Morocco’s minister of Mines, Energy, Water and Environment, Fouad Douri, announced the government has set the target of seeking 25% of the country’s energy needs from renewable resources like wind and sun by 2020, Brazil-Arab News Agency reported. The North African nation updated its ambitious target from 15% which was set around three years ago.
“This is economically important and fundamental for society, and it is this form of energy we want for the future,” Douri said after participating in a seminar titled “Green Energy in Morocco” which was held on the sidelines of Rio+20.
Rabat has kick started at least five new projects for wind farms which would produce 850 megawatts of energy.
A city with around 1.3 million inhabitants demands, on average, 230 MW for its energy needs. By 2020, the country plans to be generating 2,000 MW of wind energy. Morocco is establishing solar energy farms in its Saharan desert areas, to tap into hours of sunshine.
In July 2011, the French Development Agency (AFD) granted €100 million to the Moroccan Solar Energy Agency to start implementing the plan for generating another 2,000 MW of renewable energy from 2020. Morocco already has a thermo-solar plant, which generates energy from natural gas and solar panels, in Ain Bni Mathar near the Algerian border.

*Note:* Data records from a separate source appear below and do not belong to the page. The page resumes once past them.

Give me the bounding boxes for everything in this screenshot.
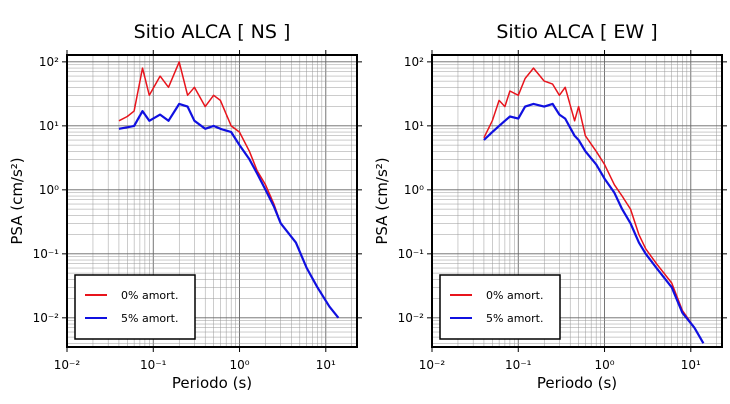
legend-label: 0% amort. — [121, 289, 178, 302]
x-tick-label: 10⁻¹ — [505, 358, 532, 372]
legend-box — [74, 274, 196, 340]
x-tick-label: 10¹ — [681, 358, 701, 372]
legend: 0% amort. 5% amort. — [439, 274, 561, 340]
y-axis-label: PSA (cm/s²) — [373, 157, 391, 244]
plot-area — [118, 61, 340, 319]
y-axis-label: PSA (cm/s²) — [8, 157, 26, 244]
x-tick-label: 10⁰ — [594, 358, 614, 372]
y-tick-label: 10² — [404, 55, 424, 69]
frame — [431, 54, 723, 348]
x-tick-label: 10⁰ — [229, 358, 249, 372]
grid — [67, 55, 357, 347]
x-tick-label: 10⁻² — [419, 358, 446, 372]
y-tick-label: 10⁰ — [404, 183, 424, 197]
y-tick-label: 10⁰ — [39, 183, 59, 197]
y-tick-label: 10² — [39, 55, 59, 69]
plot-area — [483, 67, 705, 344]
y-tick-label: 10⁻¹ — [398, 247, 425, 261]
legend-label: 0% amort. — [486, 289, 543, 302]
x-axis-label: Periodo (s) — [172, 374, 252, 392]
legend-label: 5% amort. — [121, 312, 178, 325]
x-tick-label: 10⁻² — [54, 358, 81, 372]
legend-label: 5% amort. — [486, 312, 543, 325]
chart-panel: 10⁻² 10⁻¹ 10⁰ 10¹ 10⁻² 10⁻¹ 10⁰ 10¹ 10² Sitio ALC… — [373, 21, 727, 392]
data-line — [483, 102, 705, 344]
chart-title: Sitio ALCA [ EW ] — [496, 21, 657, 43]
chart-panel: 10⁻² 10⁻¹ 10⁰ 10¹ 10⁻² 10⁻¹ 10⁰ 10¹ 10² Sitio ALC… — [8, 21, 362, 392]
chart-title: Sitio ALCA [ NS ] — [134, 21, 291, 43]
data-line — [118, 102, 340, 319]
data-line — [483, 67, 705, 344]
legend: 0% amort. 5% amort. — [74, 274, 196, 340]
y-tick-label: 10⁻² — [33, 311, 60, 325]
x-tick-label: 10⁻¹ — [140, 358, 167, 372]
y-tick-label: 10⁻² — [398, 311, 425, 325]
legend-box — [439, 274, 561, 340]
y-tick-label: 10¹ — [404, 119, 424, 133]
frame — [66, 54, 358, 348]
y-tick-label: 10⁻¹ — [33, 247, 60, 261]
y-tick-label: 10¹ — [39, 119, 59, 133]
x-tick-label: 10¹ — [316, 358, 336, 372]
x-axis-label: Periodo (s) — [537, 374, 617, 392]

Around 20% of the energy plant’s 420 MW is produced through solar panels.
Apart from investing in alternative energy, Morocco has expanded the rural population’s access to electricity as well as participation of the society in talks regarding environmental projects. The country also made changes to the constitution to facilitate access to financing sources.
Morocco is a big importer of oil and gas and aims to reduce its dependence on hydrocarbons in upcoming years. The government is taking active measures to make the economy less susceptible to commodity price variations and shield from political instability related to inflation and energy price hikes.